A U-M BME-led study published in Nature Communications on August 8 reveals the multifaceted roles of neutrophils in regulating lung metastasis in breast cancer and underscores the key role of neutrophils with anti-tumor phenotypes in suppressing breast cancer cell growth in the lungs.
This study was led by Dr. Lonnie Shea, the U-M BME Steven A. Goldstein Collegiate Professor with appointments in surgery and chemical engineering, and Dr. Jacqueline Jeruss, U-M Associate Dean for Regulatory Affairs, Associate Vice President for Research, and professor of surgery, pathology and BME. Dr. Jing Wang, formerly a postdoctoral fellow at U-M BME and currently an assistant professor at Iowa State University, is the first author. Dr. Aaron Morris, U-M BME assistant professor, is a co-author on this work.
The research team employed a subcutaneous biomaterial scaffold implant to mimic the immune environment in metastatic organs and deconstruct complex signals regulating metastasis. The scaffold implant in mouse models of metastatic breast cancer creates a synthetic metastatic niche, an environment that can recruit lung-tropic circulating tumor cells (tumor cells that preferentially migrate to the lungs) yet suppress their growth through potent in situ anti-tumor immunity. In contrast, similar circulating tumor cells seed the lungs, the endogenous metastatic organ for these models, and develop into lethal metastatic tumors as the environment in the lungs becomes immunosuppressive and pro-tumor at this stage of breast cancer metastatic progression.
The team examined why scaffolds and lungs in the same mouse create different immune environments and direct opposite fates of metastatic breast cancer cells. They found that the selective recruitment of neutrophils with different phenotypes from the circulation determines that the overall environment in the scaffold or lungs is immune-stimulatory and anti-tumor or immunosuppressive and pro-tumor, respectively. “Our study indicates that the scaffold implants overproduce chemokines CXCL1, CXCL2, and CXCL5 due to the foreign body responses to scaffold implants.” Dr. Wang said. “And these chemokines recruit anti-tumor neutrophils from the circulation to activate tumor-killing effector cells (CD8+ T cells and NK cells) to clear tumor cells seeding the scaffolds. In contrast, the lungs in mice with metastatic breast cancer overproduce S100A8/A9 protein complex to recruit pro-tumor neutrophils that suppress the activity of effector cells and support tumor cell growth.” A scheme is provided in Figure 1.
Additionally, their findings from the synthetic metastatic niche further explain why the lungs from the host with non- or weakly metastatic breast cancers do not develop metastatic tumors. In contrast to the lungs in the setting of metastatic breast cancer that are dominated by pro-tumor neutrophils and deactivated effector cells, the lungs in non- or weakly metastatic breast cancers overproduce CXCL1, CXCL2, and CXCL5, possibly due to immunoediting of primary tumors, to recruit and enrich anti-tumor neutrophils and create an environment with potent anti-tumor immunity that prevents the growth of metastatic cells.
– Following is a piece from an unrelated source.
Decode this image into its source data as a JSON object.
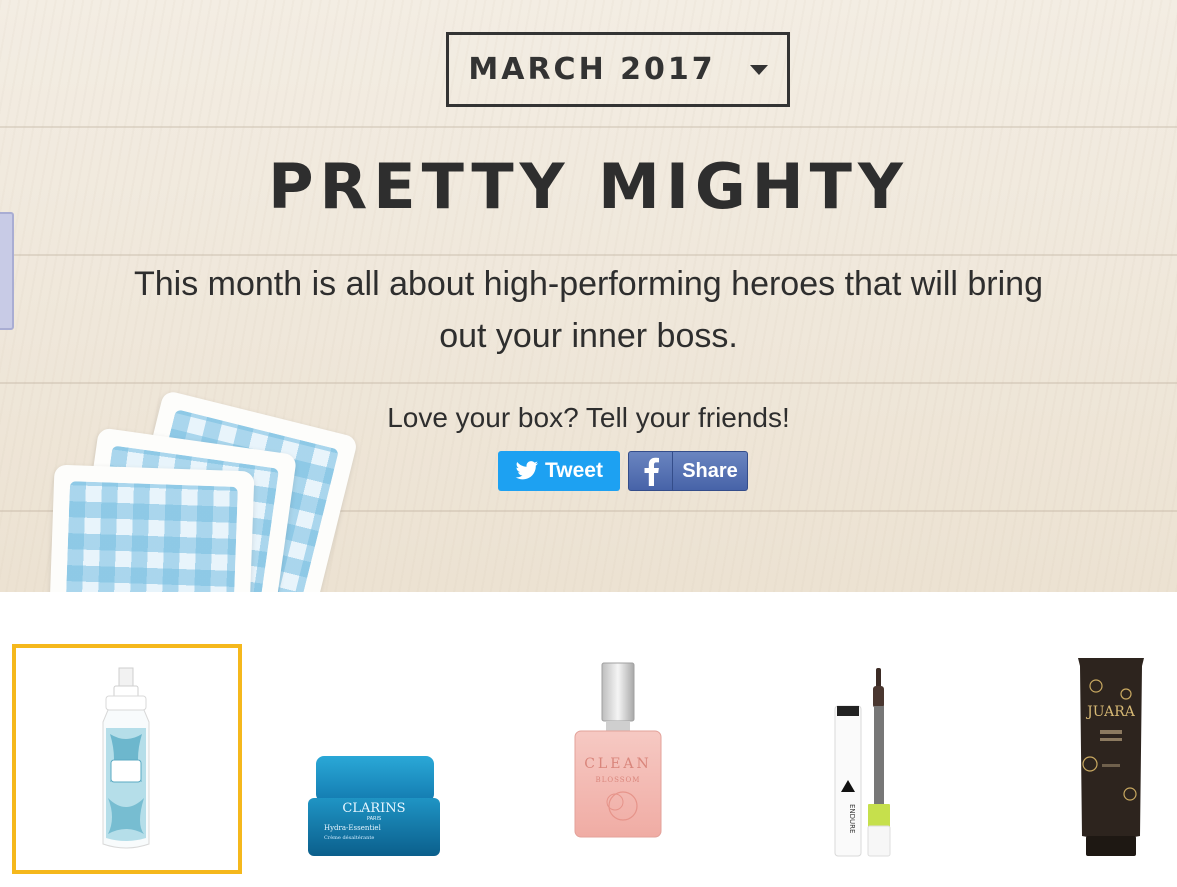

“Our findings have been validated and may have clinical implications. A high ratio of signals that recruit anti-tumor neutrophils (Cxcl1, Cxcl2, or Cxcl5 genes) to signals that recruit pro-tumor neutrophils (S100a8, or S100a9 genes) was positively correlated to a low chance of developing metastasis in our study. This ratio may help to predict the risk level of lung metastasis for patients with breast cancer.” said Dr. Wang. Dr. Shea added that the scaffolds are being developed for a clinical study, and this ratio could be derived from the scaffold, thereby providing an opportunity to assess metastatic disease and guide patient management without an invasive biopsy of vital organs.
Wang added: “Our findings also have therapeutic implications, as this mechanistic study will inspire new anti-metastasis therapy strategies directed towards changing the signals in the lungs from those recruiting pro-tumor neutrophils to those recruiting anti-tumor neutrophils.”
Figure 1. Schematic illustration of the selective recruitment of anti-tumor and pro-tumor neutrophils to the lungs of animal models of breast cancers with varying tumor aggressiveness responding to distinct groups of chemokines/cytokines that attract neutrophils, followed by creation of an environment in the lungs that supports or suppresses growth of breast cancer cells.